The good news is that the strands of rain streaming from the sky outside the Student Lounge window mean that the oppressive sleepiness spreading from my sinus cavities has passed. Mostly. I wish I knew why pending rainstorms give me a knee-buckling case of the sleepies, because I don’t think this makes any sense. How on earth can someone be allergic to barometric pressure?? Nevertheless, I’ve recorded it often enough for long enough that the trend stands. Allergic to “before the rain,” better once it starts falling.

foldable wheelie-crate full of school materials sitting on a carpetThe bad news is that now my trouser-legs are soggy. Why, you ask, did you venture out into the wet when we know you brought everything you’d need with you in that dorky hand-cart? (Including your lunch AND dinner?)

Because I needed to move my sluggish blood. As if the sleepiness I brought with me to campus wasn’t enough, today is the day I pinned myself down to catch up on my reading, uninterrupted by my theology class. (Our prof is keynoting at a conference. Way to suffer for Jesus! as I used to tease one of my bosses.) So I’m almost halfway through Genesis and have read two-and-a-half of five articles required for tonight’s Old Testament class. When ethnographic assessments of circumcision started to blur, I gave myself permission to take a walk.

But you could have run stairs, you wisely point out. That would’ve gotten the heart going!

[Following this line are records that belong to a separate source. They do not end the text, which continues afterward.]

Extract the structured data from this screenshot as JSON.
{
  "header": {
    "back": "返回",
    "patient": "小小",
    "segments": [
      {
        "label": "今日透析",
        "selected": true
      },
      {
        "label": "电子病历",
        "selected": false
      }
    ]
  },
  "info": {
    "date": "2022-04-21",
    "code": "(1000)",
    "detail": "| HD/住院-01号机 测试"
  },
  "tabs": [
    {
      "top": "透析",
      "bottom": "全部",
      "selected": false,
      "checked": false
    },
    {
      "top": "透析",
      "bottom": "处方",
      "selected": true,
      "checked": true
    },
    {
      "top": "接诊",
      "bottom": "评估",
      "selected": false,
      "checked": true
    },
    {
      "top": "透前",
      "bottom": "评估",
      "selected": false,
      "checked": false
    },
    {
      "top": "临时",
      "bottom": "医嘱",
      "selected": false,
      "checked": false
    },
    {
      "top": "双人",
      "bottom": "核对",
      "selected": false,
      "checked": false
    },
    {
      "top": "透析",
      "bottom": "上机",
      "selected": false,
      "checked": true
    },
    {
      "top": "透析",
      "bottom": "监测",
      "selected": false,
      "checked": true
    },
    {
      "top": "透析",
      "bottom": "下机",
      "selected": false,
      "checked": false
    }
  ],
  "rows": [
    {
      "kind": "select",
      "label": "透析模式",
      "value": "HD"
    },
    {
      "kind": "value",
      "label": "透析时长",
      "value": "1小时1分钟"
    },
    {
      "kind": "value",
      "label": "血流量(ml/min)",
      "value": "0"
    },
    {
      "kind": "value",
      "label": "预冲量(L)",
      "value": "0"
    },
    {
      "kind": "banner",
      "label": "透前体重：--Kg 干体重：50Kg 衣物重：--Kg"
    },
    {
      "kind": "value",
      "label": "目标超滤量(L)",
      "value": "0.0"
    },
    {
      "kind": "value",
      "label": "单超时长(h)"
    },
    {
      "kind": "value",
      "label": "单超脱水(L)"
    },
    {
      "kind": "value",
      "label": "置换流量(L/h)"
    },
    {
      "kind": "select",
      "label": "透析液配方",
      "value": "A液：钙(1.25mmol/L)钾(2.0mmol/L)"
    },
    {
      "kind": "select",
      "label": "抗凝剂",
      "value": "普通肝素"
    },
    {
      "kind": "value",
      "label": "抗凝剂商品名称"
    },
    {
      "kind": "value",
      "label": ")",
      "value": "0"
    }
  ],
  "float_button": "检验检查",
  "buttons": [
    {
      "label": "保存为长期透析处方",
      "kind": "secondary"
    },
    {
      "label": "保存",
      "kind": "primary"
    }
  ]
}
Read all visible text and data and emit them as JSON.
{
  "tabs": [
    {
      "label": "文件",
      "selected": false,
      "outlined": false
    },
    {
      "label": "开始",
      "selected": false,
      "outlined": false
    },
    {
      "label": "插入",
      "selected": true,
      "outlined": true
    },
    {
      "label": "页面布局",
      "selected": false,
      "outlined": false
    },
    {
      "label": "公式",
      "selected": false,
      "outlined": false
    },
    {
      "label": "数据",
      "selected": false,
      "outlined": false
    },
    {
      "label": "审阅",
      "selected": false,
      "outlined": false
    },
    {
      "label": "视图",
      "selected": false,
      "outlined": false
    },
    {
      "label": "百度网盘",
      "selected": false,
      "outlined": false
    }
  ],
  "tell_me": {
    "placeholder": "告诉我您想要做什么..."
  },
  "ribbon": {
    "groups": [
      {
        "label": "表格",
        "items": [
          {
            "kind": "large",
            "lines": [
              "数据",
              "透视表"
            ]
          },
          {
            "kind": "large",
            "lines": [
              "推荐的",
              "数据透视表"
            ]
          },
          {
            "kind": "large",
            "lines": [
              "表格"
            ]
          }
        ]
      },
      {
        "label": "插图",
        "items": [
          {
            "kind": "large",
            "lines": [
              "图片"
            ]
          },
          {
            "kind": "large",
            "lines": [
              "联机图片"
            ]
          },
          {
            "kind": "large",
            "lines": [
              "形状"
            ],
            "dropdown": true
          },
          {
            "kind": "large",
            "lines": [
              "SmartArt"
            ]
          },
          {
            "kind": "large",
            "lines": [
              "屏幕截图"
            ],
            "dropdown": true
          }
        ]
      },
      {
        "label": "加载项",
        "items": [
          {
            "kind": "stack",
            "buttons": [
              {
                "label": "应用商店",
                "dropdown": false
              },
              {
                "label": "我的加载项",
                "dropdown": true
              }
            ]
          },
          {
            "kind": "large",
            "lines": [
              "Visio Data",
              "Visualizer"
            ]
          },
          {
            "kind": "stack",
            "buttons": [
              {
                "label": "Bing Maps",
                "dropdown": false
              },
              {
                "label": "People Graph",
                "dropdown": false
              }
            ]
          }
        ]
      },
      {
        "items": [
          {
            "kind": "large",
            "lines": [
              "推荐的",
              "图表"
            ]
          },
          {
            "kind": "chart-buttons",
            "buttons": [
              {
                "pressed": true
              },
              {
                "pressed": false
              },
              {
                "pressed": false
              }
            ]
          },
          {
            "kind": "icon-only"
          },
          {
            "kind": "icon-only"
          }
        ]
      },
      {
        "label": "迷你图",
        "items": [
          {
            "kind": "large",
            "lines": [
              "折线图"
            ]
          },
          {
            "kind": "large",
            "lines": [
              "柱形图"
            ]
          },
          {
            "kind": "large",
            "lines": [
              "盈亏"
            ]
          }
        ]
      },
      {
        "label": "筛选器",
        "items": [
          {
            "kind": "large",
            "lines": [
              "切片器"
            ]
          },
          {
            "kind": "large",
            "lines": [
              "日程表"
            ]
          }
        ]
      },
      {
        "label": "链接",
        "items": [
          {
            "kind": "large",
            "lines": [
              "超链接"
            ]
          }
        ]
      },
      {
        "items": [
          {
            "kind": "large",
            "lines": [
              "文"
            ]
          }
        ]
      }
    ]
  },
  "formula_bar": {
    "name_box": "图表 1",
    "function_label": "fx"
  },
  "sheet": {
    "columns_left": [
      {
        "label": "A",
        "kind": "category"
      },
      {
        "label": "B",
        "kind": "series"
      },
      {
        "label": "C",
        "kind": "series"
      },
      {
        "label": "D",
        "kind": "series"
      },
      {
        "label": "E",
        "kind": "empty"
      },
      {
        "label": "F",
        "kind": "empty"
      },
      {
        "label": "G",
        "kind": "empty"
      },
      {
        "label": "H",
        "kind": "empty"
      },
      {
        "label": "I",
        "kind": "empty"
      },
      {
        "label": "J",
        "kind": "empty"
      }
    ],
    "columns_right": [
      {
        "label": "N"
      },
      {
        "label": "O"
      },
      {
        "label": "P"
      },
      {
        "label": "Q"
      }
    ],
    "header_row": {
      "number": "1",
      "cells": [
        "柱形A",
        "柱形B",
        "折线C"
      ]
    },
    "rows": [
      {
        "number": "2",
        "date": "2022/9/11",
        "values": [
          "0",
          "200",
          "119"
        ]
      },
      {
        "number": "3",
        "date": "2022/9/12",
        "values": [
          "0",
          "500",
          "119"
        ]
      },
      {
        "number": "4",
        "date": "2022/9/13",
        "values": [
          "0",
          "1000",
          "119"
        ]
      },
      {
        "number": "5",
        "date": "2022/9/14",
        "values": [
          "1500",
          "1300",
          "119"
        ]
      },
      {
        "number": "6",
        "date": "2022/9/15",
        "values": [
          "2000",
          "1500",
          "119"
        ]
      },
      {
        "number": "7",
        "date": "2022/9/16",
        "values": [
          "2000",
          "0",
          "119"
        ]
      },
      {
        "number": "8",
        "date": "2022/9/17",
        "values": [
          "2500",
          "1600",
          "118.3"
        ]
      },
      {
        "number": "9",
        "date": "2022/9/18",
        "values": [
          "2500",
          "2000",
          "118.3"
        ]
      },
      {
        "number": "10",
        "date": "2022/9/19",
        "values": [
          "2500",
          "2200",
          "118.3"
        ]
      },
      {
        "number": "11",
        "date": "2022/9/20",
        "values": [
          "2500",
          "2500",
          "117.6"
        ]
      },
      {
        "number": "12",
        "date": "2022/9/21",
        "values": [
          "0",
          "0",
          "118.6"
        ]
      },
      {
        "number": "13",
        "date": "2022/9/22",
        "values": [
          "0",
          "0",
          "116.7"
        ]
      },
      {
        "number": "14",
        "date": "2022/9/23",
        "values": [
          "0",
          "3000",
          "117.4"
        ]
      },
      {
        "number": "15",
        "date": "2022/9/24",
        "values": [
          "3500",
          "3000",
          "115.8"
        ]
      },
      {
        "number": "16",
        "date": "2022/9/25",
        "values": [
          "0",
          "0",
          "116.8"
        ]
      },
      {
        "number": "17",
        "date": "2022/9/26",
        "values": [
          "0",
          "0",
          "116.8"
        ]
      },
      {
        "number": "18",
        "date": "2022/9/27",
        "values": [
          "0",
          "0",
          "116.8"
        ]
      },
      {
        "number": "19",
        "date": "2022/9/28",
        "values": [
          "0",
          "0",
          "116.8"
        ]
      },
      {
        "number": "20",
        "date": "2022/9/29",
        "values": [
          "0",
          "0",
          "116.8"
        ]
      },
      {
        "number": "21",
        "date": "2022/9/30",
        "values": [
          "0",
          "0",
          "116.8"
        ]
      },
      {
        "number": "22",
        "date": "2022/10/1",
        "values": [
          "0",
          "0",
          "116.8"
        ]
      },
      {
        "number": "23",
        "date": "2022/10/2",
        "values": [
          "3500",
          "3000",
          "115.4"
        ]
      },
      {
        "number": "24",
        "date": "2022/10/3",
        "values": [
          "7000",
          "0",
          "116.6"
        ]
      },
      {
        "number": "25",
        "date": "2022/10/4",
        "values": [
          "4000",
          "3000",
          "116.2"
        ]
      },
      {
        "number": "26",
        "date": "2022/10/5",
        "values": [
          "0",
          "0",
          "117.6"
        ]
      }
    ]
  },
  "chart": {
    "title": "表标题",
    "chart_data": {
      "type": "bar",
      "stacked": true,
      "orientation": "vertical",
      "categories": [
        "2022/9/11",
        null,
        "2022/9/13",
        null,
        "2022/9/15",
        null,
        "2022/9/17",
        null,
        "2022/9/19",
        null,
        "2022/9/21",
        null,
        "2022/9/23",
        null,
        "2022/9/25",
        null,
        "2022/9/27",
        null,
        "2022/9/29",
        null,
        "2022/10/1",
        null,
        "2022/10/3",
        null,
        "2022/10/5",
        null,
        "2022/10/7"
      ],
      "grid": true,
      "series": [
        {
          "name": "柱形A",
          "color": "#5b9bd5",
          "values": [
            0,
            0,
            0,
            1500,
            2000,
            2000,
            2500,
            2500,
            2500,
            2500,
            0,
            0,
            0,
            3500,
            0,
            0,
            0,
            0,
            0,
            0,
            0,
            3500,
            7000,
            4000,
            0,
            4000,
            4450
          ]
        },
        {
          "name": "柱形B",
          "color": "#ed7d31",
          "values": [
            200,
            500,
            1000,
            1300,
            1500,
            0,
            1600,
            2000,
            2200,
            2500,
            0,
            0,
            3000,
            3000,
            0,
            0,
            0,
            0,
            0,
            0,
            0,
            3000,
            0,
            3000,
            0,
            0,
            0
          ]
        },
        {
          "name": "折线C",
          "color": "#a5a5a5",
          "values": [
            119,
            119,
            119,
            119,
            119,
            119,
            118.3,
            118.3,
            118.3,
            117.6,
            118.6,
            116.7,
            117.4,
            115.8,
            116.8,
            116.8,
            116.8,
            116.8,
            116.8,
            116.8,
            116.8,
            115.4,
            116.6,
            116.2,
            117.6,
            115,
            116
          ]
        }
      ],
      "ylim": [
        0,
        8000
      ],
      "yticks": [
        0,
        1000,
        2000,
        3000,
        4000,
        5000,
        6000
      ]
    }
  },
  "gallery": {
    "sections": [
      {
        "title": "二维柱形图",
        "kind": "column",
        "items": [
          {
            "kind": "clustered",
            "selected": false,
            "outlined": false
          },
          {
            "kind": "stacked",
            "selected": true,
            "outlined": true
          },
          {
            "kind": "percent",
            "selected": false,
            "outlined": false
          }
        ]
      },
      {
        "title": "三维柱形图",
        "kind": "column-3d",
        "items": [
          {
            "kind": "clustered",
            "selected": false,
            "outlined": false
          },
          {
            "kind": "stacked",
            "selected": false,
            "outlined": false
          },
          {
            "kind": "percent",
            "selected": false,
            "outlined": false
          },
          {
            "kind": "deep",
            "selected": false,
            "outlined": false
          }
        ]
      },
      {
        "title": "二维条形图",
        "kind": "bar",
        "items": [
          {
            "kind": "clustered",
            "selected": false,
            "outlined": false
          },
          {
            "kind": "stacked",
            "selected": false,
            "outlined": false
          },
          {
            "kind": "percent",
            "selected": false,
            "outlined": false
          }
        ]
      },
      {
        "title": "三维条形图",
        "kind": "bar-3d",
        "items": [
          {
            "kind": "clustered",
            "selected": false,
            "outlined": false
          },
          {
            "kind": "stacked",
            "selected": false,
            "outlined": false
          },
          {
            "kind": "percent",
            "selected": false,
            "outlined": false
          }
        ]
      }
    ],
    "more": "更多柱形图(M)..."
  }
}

True, and it would’ve been far more virtuous than what I did—walk out to the building next door, that’s essentially our Student Union building, and head down the stairs to the kitchenette in the Student Affairs & Vocation office. The place that has fudgesicles in its freezer, chewy granola bars in a basket, and chocolates in a glass jar. Because all I could think about for page-spreads 4-9 (of 19! she wailed) of circumcision ethnography was… I. Want. Sugar. And I know where to get it.

 

The encouraging thing is:
It’s a full year now since the close of The Half-Plate Project. And while my appetite rumbled on, unsquashed, during the Project and for some months beyond, somewhere in May or June I realized I really wasn’t hungry for a whole-big-plate any more. A full medium plate was perfect. And I didn’t especially care about, or for, sweet treats beyond a mouthful.

So I’ve been quietly mindful since then. And the undergraduate myth holds true for me too, now: when I read to study for multiple hours, I get carb-hungry.

Time to toss some graze-snacks in the box!